Monday 12 July 2010

They're looking at our art, over there

This weekend I went along to the panel discussion on the current state and future of art history in New Zealand, held at the Adam Art Gallery.

Director and facilitator Tina Barton made some brave attempts to start some conversations about how curators and academics are writing the history of New Zealand today, but struggled with an overly large and occasionally reticent group of speakers. Some of the central questions for me about the writing of art history in this country revolve around who the history is being written for, what the writers hope to achieve, and how it is getting to the audience. Why, for example, has the Awa Press put out anthologies of sport and science writing, but not art writing? Why is Brown and Keith's history still being treated as some kind of obstacle to be overcome, or bogeyman to be railed against? Are our public institutions focused on single-artist publications and collection histories because they sell better, or because CNZ is more likely to fund a publication linked to the work of a living artist than a bunch of dead ones?

One interesting point made by Elizabeth Caldwell, director of the Dunedin Public Art Gallery, was that when putting together publications on New Zealand artists, they are increasingly looking to get non-New Zealand writers to contribute essays, as a way of helping the artist in question to forge links (and presumably exhibition and market opportunities) in other countries. There seems to me to have been a subtle shift in ambition (and probably policy) over the past two decades away from attempts to take our art history overseas (Headlands, Toi Toi Toi, Cultural Safety) and towards exporting our artists (the Venice Biennale, residencies, CNZ support for appearances at art fairs).

I was reminded of this point just now when I was going through my feedreader and found this piece by Greg Allen on Len Lye. It begins:

I came across a mention of Len Lye's spectacular-looking kinetic sculpture a couple of weeks ago, while reading 1965 coverage of the Buffalo Festival of the Arts. Sandwiched in between a photo of Robert Morris and Yvonne Rainer in a nude dancing embrace and a headless mannequin dangling on the set of a Eugene Ionesco play was an installation shot of Lye's Zebra at the Albright-Knox: "It consists of a nine-foot rope of fiber glass which, when set in swirling motion by a motor, bends into constantly changing shapes."

Allen didn't come across Lye's work through the concerted effort of an institution or individual art historian to promote Lye's work or place him within a local and international context.

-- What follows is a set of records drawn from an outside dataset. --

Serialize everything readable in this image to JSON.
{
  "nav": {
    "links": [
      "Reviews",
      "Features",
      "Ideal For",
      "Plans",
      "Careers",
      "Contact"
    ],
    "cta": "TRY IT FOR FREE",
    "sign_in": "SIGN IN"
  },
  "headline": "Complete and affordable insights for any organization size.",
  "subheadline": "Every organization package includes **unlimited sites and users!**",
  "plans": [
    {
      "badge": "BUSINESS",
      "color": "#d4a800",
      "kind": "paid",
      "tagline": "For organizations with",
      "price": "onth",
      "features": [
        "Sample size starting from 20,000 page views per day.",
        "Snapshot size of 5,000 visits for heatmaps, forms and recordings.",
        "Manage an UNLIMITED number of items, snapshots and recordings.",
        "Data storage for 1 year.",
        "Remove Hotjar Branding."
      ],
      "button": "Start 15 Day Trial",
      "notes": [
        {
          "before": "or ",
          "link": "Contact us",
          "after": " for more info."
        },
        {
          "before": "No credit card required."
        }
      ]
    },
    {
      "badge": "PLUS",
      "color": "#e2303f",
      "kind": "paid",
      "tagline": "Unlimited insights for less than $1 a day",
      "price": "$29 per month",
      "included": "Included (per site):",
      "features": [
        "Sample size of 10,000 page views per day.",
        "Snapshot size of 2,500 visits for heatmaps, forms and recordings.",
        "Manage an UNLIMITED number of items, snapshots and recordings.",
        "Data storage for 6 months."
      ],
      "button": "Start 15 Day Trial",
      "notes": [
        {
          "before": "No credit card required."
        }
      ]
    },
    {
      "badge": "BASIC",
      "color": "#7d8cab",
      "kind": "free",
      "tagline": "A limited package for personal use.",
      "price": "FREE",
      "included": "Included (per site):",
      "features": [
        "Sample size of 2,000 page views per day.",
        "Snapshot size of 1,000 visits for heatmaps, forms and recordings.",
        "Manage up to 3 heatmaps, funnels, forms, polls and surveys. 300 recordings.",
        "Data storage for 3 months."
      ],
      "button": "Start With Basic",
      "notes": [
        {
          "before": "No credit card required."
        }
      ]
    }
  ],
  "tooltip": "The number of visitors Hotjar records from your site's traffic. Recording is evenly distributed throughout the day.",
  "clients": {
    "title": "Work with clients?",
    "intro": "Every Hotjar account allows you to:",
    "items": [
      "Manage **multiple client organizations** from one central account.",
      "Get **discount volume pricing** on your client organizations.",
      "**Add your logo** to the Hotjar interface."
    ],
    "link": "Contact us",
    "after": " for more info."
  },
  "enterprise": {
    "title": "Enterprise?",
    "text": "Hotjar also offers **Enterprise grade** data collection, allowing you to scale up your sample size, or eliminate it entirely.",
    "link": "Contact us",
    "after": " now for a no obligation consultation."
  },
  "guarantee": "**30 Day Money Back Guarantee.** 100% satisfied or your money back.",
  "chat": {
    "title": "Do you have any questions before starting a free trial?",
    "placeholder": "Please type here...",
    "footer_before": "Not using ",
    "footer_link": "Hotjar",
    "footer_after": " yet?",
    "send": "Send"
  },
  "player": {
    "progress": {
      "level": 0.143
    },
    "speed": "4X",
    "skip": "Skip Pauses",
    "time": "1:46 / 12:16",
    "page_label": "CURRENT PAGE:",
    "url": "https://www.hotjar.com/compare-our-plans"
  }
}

He happened upon it when doing his own art history; working through the primary material in order to answer the question he was interested in, and then publishing his findings. This reminded me that even if there is no shared objective in our art history, there's still the need to just get stuff out there.

UPDATE: more from Allen on Lye, including correcting one of the well-known windwand photos

2 comments:

Anonymous said...

You raise some really interesting questions. Do you know if the panel discussion recorded at all?

I often wonder about "just getting stuff out there" (not that I am an art historian) and if just putting random information out into the ether adds very much to the debate and who does it actually reach?

Courtney Johnston said...

Hey there

I believe an audio recording was made and will be available on the Adam site soon.

I'm in two minds about the 'getting it out there' argument. On the one hand, if we wait for concerted approach, or focus on contributing to the debate, we'll never publish anything. [If there was one thing this panel discussion showed, it's that there isn't actually a debate - or at least not one that's well articulated]. So - we need to keep creating primary material (reviews, recordings, documentation).

OTOH, I'm quite worried about facts in our art history. When primary material doesn't exist, or is sloppily or misleadingly interpreted, and that interpretation then becomes the basis of ongoing work - well, we're a wee bit fucked, to be honest. I read a fascinating book recently about the Dutch tulip crisis - a revisionist argument that posited that most discussion of the event has been based on one person's translation of a very small number of propagandist pamphlets published some time after the slump in the tulip market, and showed that the actual events differed hugely from the common understanding of the era. That's what I'm worried about for our own art history; take the "Walters was criminally overlooked" argument as an instance of this.